Lesser, smaller, and dimmer “circuitry” reached for Martha as well.She looked down at her feet. When she lifted one from the surface, the contact was broken, and the lines of force collapsed. Other lines were born when she put her foot down again. Whatever slight contact might be made was being constantly broken. Whereas Burton’s sledge was in constant contact with the sulfur surface of Io. That hole in Burton’s skull would be a highway straight into her brain. And she’d packed it in solid SO2 as well. Conductive and supercooled. She’d made things easy for Io.
She shifted back to augmented real-color.

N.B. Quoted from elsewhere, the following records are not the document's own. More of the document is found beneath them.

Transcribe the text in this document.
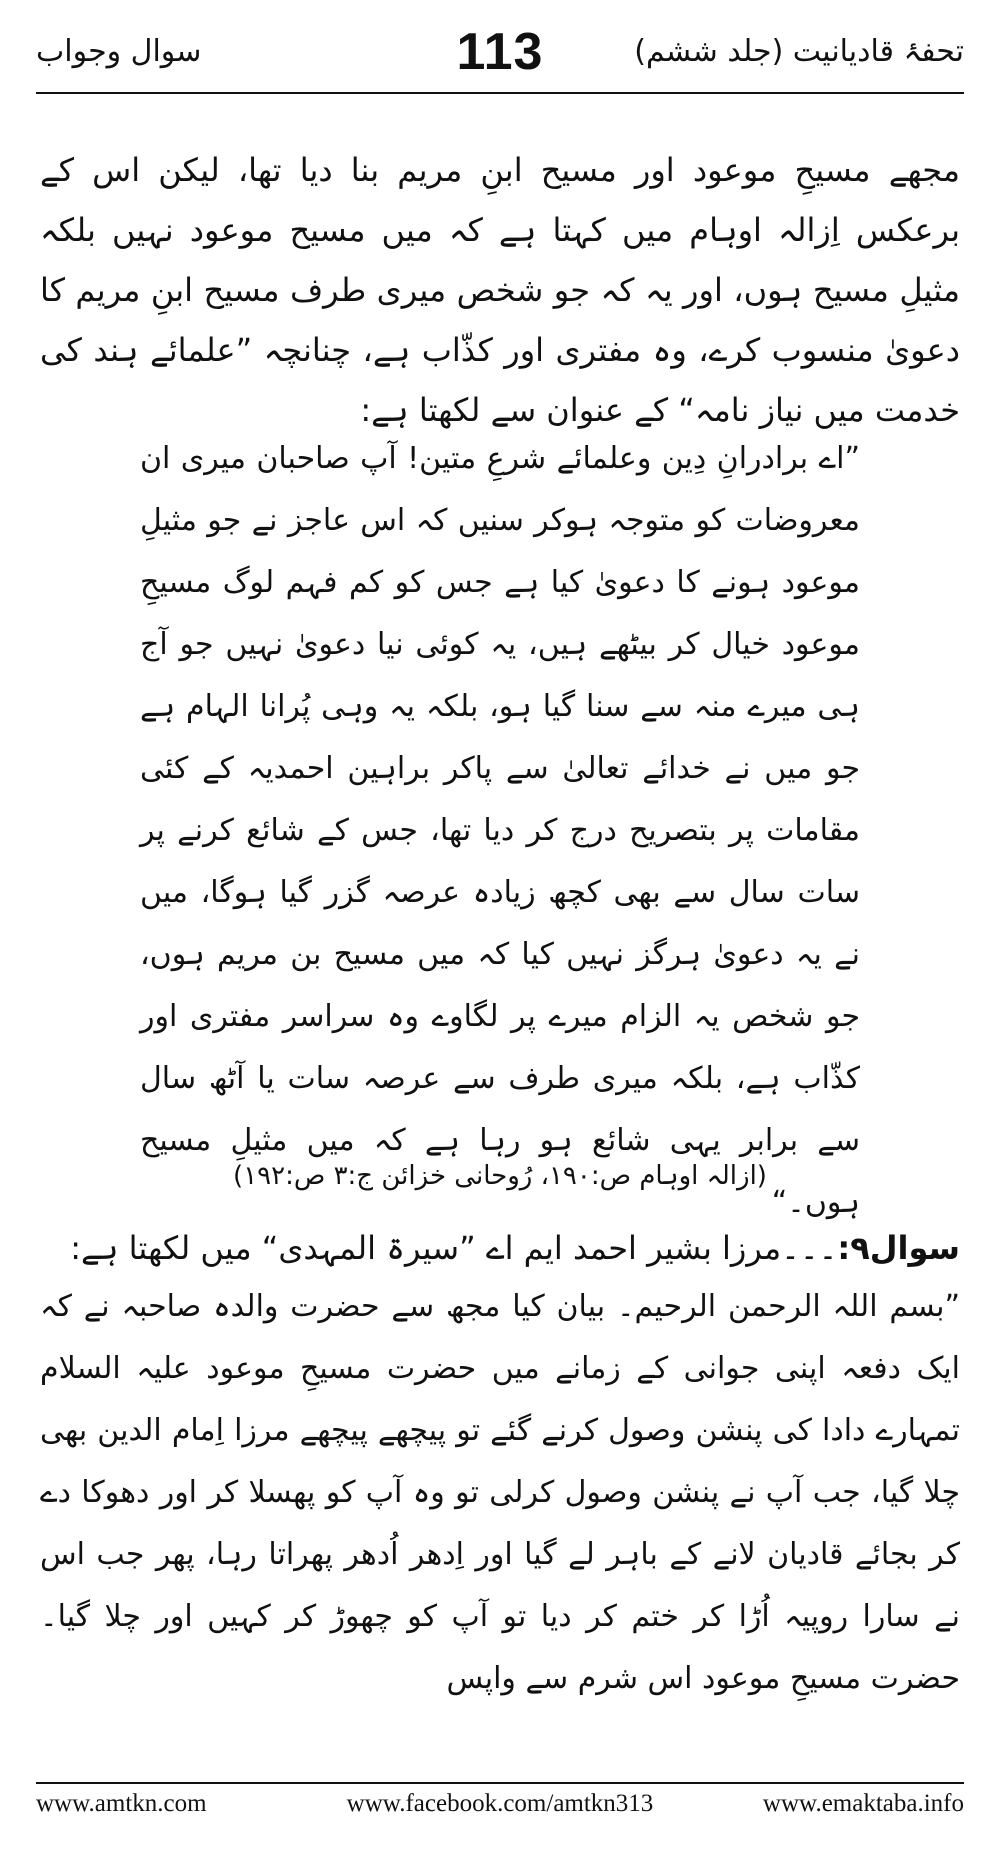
سوال وجواب	113	تحفۂ قادیانیت (جلد ششم)

مجھے مسیحِ موعود اور مسیح ابنِ مریم بنا دیا تھا، لیکن اس کے برعکس اِزالہ اوہام میں کہتا ہے کہ میں مسیح موعود نہیں بلکہ مثیلِ مسیح ہوں، اور یہ کہ جو شخص میری طرف مسیح ابنِ مریم کا دعویٰ منسوب کرے، وہ مفتری اور کذّاب ہے، چنانچہ ”علمائے ہند کی خدمت میں نیاز نامہ“ کے عنوان سے لکھتا ہے:

”اے برادرانِ دِین وعلمائے شرعِ متین! آپ صاحبان میری ان معروضات کو متوجہ ہوکر سنیں کہ اس عاجز نے جو مثیلِ موعود ہونے کا دعویٰ کیا ہے جس کو کم فہم لوگ مسیحِ موعود خیال کر بیٹھے ہیں، یہ کوئی نیا دعویٰ نہیں جو آج ہی میرے منہ سے سنا گیا ہو، بلکہ یہ وہی پُرانا الہام ہے جو میں نے خدائے تعالیٰ سے پاکر براہین احمدیہ کے کئی مقامات پر بتصریح درج کر دیا تھا، جس کے شائع کرنے پر سات سال سے بھی کچھ زیادہ عرصہ گزر گیا ہوگا، میں نے یہ دعویٰ ہرگز نہیں کیا کہ میں مسیح بن مریم ہوں، جو شخص یہ الزام میرے پر لگاوے وہ سراسر مفتری اور کذّاب ہے، بلکہ میری طرف سے عرصہ سات یا آٹھ سال سے برابر یہی شائع ہو رہا ہے کہ میں مثیلِ مسیح ہوں۔“

(ازالہ اوہام ص:۱۹۰، رُوحانی خزائن ج:۳ ص:۱۹۲)

سوال۹:۔۔۔مرزا بشیر احمد ایم اے ”سیرۃ المہدی“ میں لکھتا ہے:

”بسم اللہ الرحمن الرحیم۔ بیان کیا مجھ سے حضرت والدہ صاحبہ نے کہ ایک دفعہ اپنی جوانی کے زمانے میں حضرت مسیحِ موعود علیہ السلام تمہارے دادا کی پنشن وصول کرنے گئے تو پیچھے پیچھے مرزا اِمام الدین بھی چلا گیا، جب آپ نے پنشن وصول کرلی تو وہ آپ کو پھسلا کر اور دھوکا دے کر بجائے قادیان لانے کے باہر لے گیا اور اِدھر اُدھر پھراتا رہا، پھر جب اس نے سارا روپیہ اُڑا کر ختم کر دیا تو آپ کو چھوڑ کر کہیں اور چلا گیا۔ حضرت مسیحِ موعود اس شرم سے واپس

www.amtkn.com	www.facebook.com/amtkn313	www.emaktaba.info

The DV-3 SFX faded away.
Accepting as a tentative hypothesis that the voice was a real rather than a psychological phenomenon. That Io was able to communicate with her. That it was a machine. That it had been built…
Who, then, had built it?
Click.
“Io? Are you listening?”
“Calm on the listening ear of night. Come Heaven’s melodious strains. Edmund Hamilton Sears.”
“Yeah, wonderful, great. Listen, there’s something I’d kinda like to know—who built you?”
“You. Did.”
Slyly, Martha said, “So I’m your creator, right?”
“Yes.”
“What do I look like when I’m at home?”
“Whatever. You wish. To.”
“Do I breathe oxygen? Methane? Do I have antennae? Tentacles? Wings? How many legs do I have? How many eyes? How many heads?”